VBE fordert Investitionen in die Grundschulen

Das Institut der deutschen Wirtschaft (IW) hat im Auftrag der Initiative Neue Soziale Marktwirtschaft (INSM) den Bildungsmonitor 2017 veröffentlicht. Der Verband Bildung und Erziehung (VBE) Baden-Württemberg hat die Ergebnisse interessiert verfolgt und fordert angesichts der Ergebnisse Investitionen in die Grundschule. „In diesem Bereich werden die Grundlagen für den späteren Bildungserfolg gelegt. Da müssen wir ran!“, fordert der Landesvorsitzende des VBE Baden-Württemberg, Gerhard Brand.

Der Verband Bildung und Erziehung (VBE) Baden-Württemberg hat die Ergebnisse des Bildungsmonitors 2017 interessiert verfolgt und aus diesen für Baden-Württemberg die folgenden Rückschlüsse gezogen.

Förderinfrastruktur in Baden-Württemberg:

Im Bereich Förderinfrastruktur liegt Baden-Württemberg gemäß den Ergebnissen des Bildungsmonitors 2017 auf dem letzten Platz. Bei der Ganztagsbetreuung von Kindern im Alter von drei bis sechs Jahren sowie Schülerinnen und Schülern in der Grundschule ist die Quote in Baden-Württemberg weit unterdurchschnittlich. Da Thüringen und Sachsen, als Erst- und Zweitplatzierte im Bildungsmonitor, in diesem Bereich sehr hohe Quoten haben, Bayern als weiteres erfolgreiches Bundesland in diesem Bereich jedoch auch eher niedrige Quoten aufweist, fragt sich der VBE, in wieweit Ganztagsbetrieb und Bildungserfolg korrelieren.

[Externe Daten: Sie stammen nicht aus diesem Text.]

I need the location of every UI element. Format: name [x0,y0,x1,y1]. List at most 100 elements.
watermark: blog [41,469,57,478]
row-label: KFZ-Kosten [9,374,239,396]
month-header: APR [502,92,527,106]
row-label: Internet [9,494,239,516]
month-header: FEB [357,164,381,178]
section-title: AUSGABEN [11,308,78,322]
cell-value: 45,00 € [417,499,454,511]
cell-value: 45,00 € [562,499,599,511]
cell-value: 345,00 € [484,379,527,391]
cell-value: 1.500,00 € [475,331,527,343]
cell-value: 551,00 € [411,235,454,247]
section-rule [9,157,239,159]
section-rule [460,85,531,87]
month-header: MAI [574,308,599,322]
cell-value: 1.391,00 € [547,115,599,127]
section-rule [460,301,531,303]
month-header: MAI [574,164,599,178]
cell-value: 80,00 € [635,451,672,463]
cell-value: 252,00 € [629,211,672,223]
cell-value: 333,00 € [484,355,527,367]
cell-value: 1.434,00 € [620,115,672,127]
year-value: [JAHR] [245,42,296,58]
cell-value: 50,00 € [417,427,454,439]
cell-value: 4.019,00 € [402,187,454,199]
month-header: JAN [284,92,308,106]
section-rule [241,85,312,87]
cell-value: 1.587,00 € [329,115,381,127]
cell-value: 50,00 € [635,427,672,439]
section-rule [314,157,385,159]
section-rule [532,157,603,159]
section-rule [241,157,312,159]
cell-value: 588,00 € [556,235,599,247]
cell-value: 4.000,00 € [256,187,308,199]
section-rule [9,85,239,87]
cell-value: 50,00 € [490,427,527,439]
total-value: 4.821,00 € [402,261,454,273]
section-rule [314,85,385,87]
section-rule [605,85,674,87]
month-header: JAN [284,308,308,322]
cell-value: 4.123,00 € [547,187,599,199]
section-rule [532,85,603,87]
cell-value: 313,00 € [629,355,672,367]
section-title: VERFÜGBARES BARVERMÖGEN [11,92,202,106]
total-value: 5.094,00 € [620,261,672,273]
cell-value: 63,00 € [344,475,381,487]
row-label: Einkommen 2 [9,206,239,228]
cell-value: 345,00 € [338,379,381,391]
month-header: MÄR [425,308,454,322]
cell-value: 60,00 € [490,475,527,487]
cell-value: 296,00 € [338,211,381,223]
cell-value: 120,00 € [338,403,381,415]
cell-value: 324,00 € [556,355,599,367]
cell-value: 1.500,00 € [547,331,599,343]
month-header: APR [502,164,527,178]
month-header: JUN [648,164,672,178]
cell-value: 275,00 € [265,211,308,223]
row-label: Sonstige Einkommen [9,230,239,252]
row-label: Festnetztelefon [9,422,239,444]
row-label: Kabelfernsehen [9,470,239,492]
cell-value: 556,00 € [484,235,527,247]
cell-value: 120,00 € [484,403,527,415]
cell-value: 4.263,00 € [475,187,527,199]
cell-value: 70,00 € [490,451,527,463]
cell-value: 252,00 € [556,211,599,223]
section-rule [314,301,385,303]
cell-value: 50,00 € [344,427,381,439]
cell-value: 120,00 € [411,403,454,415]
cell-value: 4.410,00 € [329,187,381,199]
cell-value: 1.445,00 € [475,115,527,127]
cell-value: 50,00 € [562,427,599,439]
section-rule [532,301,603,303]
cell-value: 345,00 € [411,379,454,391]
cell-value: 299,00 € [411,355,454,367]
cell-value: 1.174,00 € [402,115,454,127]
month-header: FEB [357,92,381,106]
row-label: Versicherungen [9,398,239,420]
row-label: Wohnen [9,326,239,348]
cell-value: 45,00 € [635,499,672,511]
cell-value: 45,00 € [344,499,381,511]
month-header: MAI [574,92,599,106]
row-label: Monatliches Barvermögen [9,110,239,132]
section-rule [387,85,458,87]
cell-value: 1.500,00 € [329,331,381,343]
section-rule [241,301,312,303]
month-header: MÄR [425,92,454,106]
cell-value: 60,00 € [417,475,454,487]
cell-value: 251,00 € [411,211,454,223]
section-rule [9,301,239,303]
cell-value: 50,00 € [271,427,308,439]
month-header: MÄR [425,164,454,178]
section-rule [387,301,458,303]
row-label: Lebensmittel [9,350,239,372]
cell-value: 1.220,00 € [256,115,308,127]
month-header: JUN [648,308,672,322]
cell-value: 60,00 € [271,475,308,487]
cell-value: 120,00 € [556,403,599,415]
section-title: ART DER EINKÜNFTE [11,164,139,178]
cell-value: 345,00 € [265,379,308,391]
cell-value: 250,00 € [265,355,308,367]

„Gibt es eine Korrelation von Ganztagsbetrieb und Bildungserfolg? Die Ergebnisse von Bayern, Thüringen und Sachsen weisen nach Ansicht des VBE nicht in eine eindeutige Richtung. Der VBE richtet den Blick deshalb auch auf die Ausgestaltung des Ganztagsbetriebs: Wie muss der Ganztagsbetrieb aussehen, damit er zum Bildungserfolg der Schülerinnen und Schüler beiträgt?“, hinterfragt der Landesvorsitzende des VBE Baden-Württemberg, Gerhard Brand, die Ergebnisse.

Investitionen in die Grundschulen:

Bei den relativen Bildungsausgaben für die Grundschule liegt Baden-Württemberg im Bildungsmonitor nur auf Rang 14. Da die anderen erfolgreichen Bundesländer wie Bayern und Thüringen in diesem Bereich an der Spitze liegen, besteht hier nach Ansicht des VBE Baden-Württemberg eine hohe Korrelation. „Baden-Württemberg muss in die Grundschulen investieren. Die besten Köpfe müssen in die Grundschule, da in diesem Bereich die Grundlagen für den späteren Bildungserfolg gelegt werden. Da müssen wir ran!“, fordert der Landesvorsitzende eine Reaktion auf die Ergebnisse.

Auch bei der Schüler-Lehrer-Relation in den Grundschulen belegt Baden-Württemberg zusammen mit Nordrhein-Westfalen den letzten Platz. „Wir fordern die Landesregierung auf, in diesem Bereich zu handeln. Hamburg, einen Platz hinter uns im Ranking, ergreift bereits Maßnahmen und wird uns überholen. Die Landesregierung muss also hinsichtlich der Schüler-Lehrer-Relation an Grundschulen dringend reagieren“, untermauert Gerhard Brand.

Der VBE erkennt an, dass das Kultusministerium bereits Maßnahmen ergriffen hat, um die Bildung in Baden-Württemberg zu verbessern. „Auch wenn in der Bildungspolitik kurzfristige Erfolge in der Regel nicht zu erwarten sind, deuten erste leichte Verbesserungen im Bildungsmonitor an, dass die Kultusministerin Maßnahmen in den richtigen Bereichen ergreift. Die Ergebnisse zeigen aber gleichzeitig auf, wo bei uns in Baden-Württemberg noch Handlungsbedarf besteht“, so der VBE-Landesvorsitzende.